I saw somebody else, Dru.
Who?
Obviously somebody Rand didn’t want to identify in front of Zrakovi.
Garrett Melnick. He was fighting with your loup-garou friend.
Another chill stole across my scalp. The thought of Jake with that bloodsucking freak made me ill, but if Jean had taught me anything, it was that Jake could take care of himself.
I think Melnick was trying to take out Zrakovi, and maybe you and probably me. There’s not much he can do to Lafitte.
Wait. That didn’t make sense.
How could Melnick be here? It’s daylight.
“What in thunder’s name are you two doing?” Zrakovi abandoned his excavation job and stepped up beside me. “Are you so besotted that you can’t take your eyes off each other? We need to get out of here.”
Zrakovi didn’t know Rand and I could communicate telepathically, and that was for the best, even if it meant he thought there was besottitude at work. “I’m trying to figure out the best way to move that beam,” I said.

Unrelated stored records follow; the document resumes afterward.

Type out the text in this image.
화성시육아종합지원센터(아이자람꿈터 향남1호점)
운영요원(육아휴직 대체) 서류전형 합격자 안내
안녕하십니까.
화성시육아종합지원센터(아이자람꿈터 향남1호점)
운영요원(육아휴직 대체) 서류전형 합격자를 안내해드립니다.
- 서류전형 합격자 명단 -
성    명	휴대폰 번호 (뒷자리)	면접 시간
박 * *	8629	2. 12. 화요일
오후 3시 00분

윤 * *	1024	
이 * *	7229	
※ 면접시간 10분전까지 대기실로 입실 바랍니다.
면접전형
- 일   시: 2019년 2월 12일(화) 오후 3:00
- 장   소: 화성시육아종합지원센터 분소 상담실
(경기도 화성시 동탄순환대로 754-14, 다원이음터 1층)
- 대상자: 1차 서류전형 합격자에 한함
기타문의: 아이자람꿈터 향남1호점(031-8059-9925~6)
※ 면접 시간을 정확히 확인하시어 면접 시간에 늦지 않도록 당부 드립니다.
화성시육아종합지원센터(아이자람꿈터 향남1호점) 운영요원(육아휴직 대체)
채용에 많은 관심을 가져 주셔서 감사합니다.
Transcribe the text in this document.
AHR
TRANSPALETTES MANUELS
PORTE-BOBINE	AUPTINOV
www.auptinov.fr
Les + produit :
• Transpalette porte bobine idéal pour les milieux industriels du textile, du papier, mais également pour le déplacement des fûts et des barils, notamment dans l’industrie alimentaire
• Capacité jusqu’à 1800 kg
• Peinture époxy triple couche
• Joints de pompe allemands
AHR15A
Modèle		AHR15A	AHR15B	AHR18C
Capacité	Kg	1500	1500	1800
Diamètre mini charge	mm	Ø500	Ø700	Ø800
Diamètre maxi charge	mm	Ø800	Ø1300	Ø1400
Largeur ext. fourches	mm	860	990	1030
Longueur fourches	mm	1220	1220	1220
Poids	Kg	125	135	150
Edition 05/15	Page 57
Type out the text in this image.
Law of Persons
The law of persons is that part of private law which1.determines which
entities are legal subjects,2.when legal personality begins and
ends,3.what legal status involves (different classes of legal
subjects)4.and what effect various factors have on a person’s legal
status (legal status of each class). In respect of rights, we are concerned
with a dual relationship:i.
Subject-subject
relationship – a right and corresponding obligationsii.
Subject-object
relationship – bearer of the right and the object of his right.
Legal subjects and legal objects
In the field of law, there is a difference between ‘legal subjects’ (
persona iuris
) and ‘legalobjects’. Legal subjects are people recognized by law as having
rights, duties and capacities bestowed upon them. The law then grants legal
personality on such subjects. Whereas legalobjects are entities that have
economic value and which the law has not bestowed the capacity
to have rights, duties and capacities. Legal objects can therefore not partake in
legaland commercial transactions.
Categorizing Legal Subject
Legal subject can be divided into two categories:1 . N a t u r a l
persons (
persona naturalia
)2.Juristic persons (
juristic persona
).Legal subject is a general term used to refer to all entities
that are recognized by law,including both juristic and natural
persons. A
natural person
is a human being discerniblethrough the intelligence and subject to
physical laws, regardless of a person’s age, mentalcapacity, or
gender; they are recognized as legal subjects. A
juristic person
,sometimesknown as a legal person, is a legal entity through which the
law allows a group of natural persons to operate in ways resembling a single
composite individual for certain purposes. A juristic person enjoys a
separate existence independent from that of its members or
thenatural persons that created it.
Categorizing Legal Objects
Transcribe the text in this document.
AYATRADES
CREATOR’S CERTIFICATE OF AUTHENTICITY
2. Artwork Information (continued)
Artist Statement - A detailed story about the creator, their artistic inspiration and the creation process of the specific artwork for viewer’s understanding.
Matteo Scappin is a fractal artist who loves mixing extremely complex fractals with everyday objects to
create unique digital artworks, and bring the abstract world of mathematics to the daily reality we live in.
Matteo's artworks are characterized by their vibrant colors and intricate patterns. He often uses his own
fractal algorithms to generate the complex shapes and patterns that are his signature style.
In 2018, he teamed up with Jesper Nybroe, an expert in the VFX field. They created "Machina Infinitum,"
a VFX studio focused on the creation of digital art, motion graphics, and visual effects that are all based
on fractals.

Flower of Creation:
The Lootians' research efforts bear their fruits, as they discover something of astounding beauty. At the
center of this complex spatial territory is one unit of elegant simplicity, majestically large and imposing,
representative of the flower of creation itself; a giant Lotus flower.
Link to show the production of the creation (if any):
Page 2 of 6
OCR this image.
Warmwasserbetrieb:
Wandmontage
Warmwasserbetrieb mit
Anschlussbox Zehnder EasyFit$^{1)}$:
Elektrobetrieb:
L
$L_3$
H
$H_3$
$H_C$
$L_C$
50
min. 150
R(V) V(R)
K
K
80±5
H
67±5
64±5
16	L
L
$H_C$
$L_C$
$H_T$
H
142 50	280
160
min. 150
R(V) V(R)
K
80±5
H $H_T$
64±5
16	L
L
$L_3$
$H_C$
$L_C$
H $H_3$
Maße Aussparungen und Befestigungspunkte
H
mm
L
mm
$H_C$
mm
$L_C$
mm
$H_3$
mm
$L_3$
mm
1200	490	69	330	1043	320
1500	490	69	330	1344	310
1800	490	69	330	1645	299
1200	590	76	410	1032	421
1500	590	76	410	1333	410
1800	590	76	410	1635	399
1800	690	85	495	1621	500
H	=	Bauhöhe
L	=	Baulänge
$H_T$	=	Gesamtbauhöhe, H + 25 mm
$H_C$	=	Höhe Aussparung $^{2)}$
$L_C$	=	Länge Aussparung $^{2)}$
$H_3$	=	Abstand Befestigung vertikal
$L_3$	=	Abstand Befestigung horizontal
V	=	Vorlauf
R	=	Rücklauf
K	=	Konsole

Zrakovi leaned over and grasped the beam, but couldn’t budge it. “We will have to go for help.”
“No, no. I can find something.” I squatted down and pulled my portable kit out again. “Rand, is there some elven thing that can mimic telekinesis?”
He frowned, his facial movement cracking off a marble-size chunk of plaster from his forehead and sending it tumbling down his cheek. “The air and earth elves can do it, but not fire elves.”
I studied the neatly labeled vials in my kit, then the pocket containing three recycled mint tins filled with different gemstone chips.
Aha
.
Pulling out the tin marked
BLUE
, I scanned the blue and blue-violet stones. Maybe a sapphire, but … I picked up the small blue-green mineral chip called spinel. Its element was fire. I dropped it into an empty vial and poured holy water over it, then touched the edge of Charlie to the liquid. Might as well infuse it with the magic of the fire elves rather than that of a wizard.
Because no way would it strengthen me enough to lift that beam, or even Zrakovi. Rand was already super-strong, however. With him, it might work.
Once the mixture had boiled, then cooled off a little, I crawled over the rubble and held it out. “Drink this. Don’t swallow the stone, but just hold it in your mouth. Wait a few seconds and then try your hardest to push off that beam. I don’t have much of the mixture because the stone chip is so small, so it won’t last long.”